Sepertinya penerus WIND kali ini memiliki perangai yang benar-benar berbeda dari para pendahulunya.
Kemudian dari kejauhan dilihatnya Elise yang berdiri berdampingan Raya. Elise berdiri disamping gadis itu sambil menggenggam tangannya. Sekarang Raya telah menjadi putri angkatnya. Dan Elise telah menjadi sosok ibu baru dalam kehidupan gadis kecil itu. Lalu ia kembali berjalan menghampiri Elise dan Raya.

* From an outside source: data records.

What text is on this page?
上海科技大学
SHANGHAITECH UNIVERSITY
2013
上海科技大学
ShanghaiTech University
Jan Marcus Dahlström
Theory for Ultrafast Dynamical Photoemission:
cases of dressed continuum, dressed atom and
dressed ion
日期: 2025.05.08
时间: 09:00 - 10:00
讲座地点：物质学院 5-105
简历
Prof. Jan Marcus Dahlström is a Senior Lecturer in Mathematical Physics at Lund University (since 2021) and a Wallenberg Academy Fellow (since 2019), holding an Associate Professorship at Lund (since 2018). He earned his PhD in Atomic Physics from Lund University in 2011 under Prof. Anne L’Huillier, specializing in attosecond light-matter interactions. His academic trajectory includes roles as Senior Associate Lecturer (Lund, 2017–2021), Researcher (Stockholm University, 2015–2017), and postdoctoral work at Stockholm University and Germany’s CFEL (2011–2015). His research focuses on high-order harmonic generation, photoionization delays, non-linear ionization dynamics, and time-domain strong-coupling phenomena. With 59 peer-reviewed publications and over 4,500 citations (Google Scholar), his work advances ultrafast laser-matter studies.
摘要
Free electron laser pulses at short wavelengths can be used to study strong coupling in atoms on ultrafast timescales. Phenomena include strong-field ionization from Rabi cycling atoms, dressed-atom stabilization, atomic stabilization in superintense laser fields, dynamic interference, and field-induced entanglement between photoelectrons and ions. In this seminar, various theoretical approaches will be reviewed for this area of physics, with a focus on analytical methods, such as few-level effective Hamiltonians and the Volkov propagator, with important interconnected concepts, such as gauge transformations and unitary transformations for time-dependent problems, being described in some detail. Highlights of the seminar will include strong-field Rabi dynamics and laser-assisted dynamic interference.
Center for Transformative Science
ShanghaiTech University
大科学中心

“Dari mana saja kau?” tanya Elise dengan nada kesal.
Frank tertawa untuk meringankan kekesalan Elise.
“Lihatlah! Aku menemukan sesuatu yang menarik."
Kemudian ditunjukkannya teropong yang baru saja ia beli.
“Dan aku mendengar kabar yang menarik…”
“Apa itu?” tanya Elise.
“Sebuah legenda baru Sang Iblis Wind!”
“Hm…?”
Kemudian Frank bercerita tentang apa yang ia dengar dari para pedagang.
“Pantas,” Elise menanggapi, “para harimau itu melakukan penjagaan yang begitu ketat di setiap perbatasan-perbatasan pemukiman-pemukiman di sekitar wilayah Kokki'al. Tapi,” Elise merenung sesaat, “aku rasa itu bukanlah sebuah kabar isapan jempol belaka dan... penerus WIND kali ini benar-benar berbeda dari para pendahulunya.”
“Ya..."
Frank pun berpikir sama dengan istrinya.
Raya mendengarkan pembicaraan antara dirinya dengan Elise dengan seksama. Melihat itu, Elise mengusap kelapa Raya dengan lembut dan penuh kasih sambil terseyum.
“Lebih baik kita lanjutkan perjalanan kita,” ajak Frank.
“Baiklah,” jawab Elise.
Kemudian dirinya beserta Elise dan Raya melanjutkan perjalanan ke arah Ibukota Kerajaan Kokki’al.
****
“Kematian itu datang menghantui malam-malamku,
Bahkan mimpi-mimpiku,
Menyesakkan nafas-nafasku,
menusuk-nusuk kulitku,
Serta menyayat dan melubangi hatiku,
Memaksa jiwa dan tubuh yang telah mati beku ini,
Berjalan dalam kehampaan dan kekosongan.”